Царь с боярами подъехал к своей охоте. Старый Ртищев, сокольничий, в красном с золотом наряде, в щегольских жёлтых сапогах, поклонился царю до земли и по чину, ещё прадедами установленному, проговорил:
– Время ли, государь, веселью быть?
– Время, Федя, время… – ответил Алексей Михайлович. – Начинай давай веселье…
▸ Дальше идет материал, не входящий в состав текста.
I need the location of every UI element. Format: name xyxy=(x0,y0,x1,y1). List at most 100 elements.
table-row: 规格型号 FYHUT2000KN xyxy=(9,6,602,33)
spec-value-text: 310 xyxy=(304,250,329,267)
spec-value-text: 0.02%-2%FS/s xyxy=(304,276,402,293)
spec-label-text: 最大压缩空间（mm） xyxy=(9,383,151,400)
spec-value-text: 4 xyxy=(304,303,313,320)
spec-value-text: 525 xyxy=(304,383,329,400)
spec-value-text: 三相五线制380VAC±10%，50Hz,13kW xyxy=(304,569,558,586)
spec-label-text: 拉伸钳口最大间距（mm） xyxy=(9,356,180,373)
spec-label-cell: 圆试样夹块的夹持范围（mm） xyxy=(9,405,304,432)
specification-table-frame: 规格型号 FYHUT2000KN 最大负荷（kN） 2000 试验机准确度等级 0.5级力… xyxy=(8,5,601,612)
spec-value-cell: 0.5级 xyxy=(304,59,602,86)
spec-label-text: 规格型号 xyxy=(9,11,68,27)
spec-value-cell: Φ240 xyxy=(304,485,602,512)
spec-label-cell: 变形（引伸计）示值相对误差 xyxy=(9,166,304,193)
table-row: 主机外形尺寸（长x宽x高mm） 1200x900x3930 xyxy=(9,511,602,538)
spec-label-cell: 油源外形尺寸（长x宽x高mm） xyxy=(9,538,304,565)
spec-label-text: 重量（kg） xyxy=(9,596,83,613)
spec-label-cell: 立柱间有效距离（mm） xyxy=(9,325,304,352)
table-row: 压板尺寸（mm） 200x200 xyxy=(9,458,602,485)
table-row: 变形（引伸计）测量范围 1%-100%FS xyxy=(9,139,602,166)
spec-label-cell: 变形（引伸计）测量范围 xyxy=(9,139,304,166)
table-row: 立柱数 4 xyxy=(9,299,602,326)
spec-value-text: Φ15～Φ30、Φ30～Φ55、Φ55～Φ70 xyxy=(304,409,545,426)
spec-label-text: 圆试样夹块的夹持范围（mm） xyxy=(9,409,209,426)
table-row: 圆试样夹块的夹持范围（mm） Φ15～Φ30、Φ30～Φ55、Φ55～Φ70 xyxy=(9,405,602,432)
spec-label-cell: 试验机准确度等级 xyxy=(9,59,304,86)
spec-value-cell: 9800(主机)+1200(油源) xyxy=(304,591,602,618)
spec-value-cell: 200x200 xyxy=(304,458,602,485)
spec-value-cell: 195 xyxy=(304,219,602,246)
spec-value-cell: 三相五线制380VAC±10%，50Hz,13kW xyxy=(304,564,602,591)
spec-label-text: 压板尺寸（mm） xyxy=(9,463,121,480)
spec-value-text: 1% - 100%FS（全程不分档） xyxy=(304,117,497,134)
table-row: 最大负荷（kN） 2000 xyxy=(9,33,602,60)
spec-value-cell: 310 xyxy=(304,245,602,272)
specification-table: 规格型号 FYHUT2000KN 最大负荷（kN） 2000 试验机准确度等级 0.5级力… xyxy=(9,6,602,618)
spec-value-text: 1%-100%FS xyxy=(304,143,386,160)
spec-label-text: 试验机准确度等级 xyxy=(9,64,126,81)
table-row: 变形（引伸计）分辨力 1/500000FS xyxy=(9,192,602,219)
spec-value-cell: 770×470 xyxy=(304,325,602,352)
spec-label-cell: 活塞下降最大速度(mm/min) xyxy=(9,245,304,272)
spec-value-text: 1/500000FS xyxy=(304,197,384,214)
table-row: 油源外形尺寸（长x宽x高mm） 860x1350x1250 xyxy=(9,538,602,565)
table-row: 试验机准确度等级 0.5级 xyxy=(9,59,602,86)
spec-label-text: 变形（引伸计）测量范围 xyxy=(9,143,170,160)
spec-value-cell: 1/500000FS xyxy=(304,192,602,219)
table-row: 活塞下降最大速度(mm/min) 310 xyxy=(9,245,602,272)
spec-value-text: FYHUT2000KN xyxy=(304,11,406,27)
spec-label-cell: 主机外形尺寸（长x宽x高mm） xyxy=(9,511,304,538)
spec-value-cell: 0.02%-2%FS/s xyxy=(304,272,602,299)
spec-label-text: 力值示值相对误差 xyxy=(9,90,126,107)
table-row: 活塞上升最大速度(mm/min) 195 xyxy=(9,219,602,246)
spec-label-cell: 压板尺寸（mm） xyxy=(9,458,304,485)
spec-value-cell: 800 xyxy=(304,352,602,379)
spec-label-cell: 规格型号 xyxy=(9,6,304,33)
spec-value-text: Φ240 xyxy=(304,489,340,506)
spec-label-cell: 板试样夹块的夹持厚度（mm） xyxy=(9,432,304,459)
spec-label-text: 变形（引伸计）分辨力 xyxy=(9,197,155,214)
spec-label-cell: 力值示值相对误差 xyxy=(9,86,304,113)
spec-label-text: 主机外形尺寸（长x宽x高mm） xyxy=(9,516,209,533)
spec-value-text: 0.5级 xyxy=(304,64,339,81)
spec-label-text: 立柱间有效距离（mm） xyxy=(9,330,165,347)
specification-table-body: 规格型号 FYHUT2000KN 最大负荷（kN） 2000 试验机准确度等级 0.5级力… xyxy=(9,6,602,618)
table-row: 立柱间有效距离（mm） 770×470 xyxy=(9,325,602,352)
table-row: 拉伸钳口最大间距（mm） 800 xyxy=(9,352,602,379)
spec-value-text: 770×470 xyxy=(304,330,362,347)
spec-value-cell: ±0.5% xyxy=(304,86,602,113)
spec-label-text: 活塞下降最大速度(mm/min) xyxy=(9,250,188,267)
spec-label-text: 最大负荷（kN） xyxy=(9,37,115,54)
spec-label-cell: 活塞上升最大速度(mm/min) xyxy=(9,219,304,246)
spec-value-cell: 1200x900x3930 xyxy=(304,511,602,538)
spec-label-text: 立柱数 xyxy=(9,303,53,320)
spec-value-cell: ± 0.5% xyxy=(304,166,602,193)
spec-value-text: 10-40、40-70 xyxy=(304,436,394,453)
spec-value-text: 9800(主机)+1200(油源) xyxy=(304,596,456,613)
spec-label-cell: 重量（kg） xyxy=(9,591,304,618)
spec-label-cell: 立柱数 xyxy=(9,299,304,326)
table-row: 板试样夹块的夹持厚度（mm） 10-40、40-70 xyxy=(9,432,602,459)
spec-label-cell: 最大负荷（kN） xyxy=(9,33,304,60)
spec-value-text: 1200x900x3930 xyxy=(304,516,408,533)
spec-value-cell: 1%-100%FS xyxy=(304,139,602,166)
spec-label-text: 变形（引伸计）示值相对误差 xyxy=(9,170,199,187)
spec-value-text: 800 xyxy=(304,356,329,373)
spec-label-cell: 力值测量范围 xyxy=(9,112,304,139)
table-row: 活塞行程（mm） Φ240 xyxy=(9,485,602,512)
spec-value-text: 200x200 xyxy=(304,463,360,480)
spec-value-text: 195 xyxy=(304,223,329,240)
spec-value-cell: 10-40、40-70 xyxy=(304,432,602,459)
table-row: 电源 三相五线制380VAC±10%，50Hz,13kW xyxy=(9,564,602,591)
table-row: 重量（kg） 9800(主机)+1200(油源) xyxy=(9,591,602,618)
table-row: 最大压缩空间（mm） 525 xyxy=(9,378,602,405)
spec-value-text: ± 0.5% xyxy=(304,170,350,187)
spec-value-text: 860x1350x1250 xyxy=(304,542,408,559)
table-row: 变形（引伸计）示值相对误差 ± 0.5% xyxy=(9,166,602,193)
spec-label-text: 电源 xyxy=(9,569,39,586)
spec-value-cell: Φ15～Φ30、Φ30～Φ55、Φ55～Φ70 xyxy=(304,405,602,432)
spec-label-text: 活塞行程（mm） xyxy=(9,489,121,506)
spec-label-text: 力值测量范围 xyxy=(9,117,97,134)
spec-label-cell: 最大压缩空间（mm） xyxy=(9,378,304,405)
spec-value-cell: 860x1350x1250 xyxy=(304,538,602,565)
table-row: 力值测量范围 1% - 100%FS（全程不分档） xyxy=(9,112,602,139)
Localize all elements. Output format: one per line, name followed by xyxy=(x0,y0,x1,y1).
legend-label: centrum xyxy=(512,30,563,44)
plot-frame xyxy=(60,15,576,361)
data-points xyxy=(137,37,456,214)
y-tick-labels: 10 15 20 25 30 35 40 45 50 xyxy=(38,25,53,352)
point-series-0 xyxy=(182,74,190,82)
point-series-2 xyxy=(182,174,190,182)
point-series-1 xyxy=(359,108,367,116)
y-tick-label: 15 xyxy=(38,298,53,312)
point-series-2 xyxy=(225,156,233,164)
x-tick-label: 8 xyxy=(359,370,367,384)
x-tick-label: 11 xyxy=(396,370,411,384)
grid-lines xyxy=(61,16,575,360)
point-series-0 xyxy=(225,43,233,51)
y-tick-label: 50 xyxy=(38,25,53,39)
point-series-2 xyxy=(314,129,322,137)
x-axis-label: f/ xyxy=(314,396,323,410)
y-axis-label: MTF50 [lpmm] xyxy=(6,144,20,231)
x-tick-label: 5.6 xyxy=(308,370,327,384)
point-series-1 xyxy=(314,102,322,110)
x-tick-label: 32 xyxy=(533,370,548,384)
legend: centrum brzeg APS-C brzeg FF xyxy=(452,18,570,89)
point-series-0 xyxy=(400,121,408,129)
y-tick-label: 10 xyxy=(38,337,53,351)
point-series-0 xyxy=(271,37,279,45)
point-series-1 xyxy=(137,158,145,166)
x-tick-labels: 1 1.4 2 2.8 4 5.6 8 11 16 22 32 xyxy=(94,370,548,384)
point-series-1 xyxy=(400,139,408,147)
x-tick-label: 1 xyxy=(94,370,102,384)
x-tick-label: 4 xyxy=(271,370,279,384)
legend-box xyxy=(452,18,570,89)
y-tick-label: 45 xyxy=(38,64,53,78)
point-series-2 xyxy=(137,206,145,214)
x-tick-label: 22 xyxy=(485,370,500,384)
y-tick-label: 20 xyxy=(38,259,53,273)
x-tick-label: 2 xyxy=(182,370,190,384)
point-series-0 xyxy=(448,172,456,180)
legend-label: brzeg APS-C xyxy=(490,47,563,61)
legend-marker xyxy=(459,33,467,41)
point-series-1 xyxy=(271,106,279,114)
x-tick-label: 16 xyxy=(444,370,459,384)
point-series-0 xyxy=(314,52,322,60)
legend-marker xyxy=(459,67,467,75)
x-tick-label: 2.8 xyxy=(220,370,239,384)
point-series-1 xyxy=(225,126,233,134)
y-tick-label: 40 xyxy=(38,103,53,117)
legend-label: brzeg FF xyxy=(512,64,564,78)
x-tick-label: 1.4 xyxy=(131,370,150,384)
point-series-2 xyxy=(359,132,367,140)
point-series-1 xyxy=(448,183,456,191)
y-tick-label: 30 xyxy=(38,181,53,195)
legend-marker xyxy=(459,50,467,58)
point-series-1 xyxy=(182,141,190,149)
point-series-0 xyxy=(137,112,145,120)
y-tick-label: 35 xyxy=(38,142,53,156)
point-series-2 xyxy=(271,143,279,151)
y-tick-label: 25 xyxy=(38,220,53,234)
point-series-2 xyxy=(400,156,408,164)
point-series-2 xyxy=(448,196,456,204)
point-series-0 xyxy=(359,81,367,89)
Сокольничий подал Алексею Михайловичу богатую, всю расшитую золотом рукавицу и, взяв у почтительно стоявшего сзади него подсокольничего крупного белого кречета Буревоя – птице просто цены не было, – в клобучке и колокольцах, посадил его государю на руку.
И, опять следуя старому-старому обычаю, сокольничий поклонился боярам и сказал:
– Честные и достохвальные охотники, забавляйтесь и утешайтесь славною, красною и премудрою охотою… Да исчезнут всякие печали, и да возрадуются сердца ваши… А вы, добрые и прилежные сокольники, – обратился он к своим подчинённым, – напускайте и добывайте!..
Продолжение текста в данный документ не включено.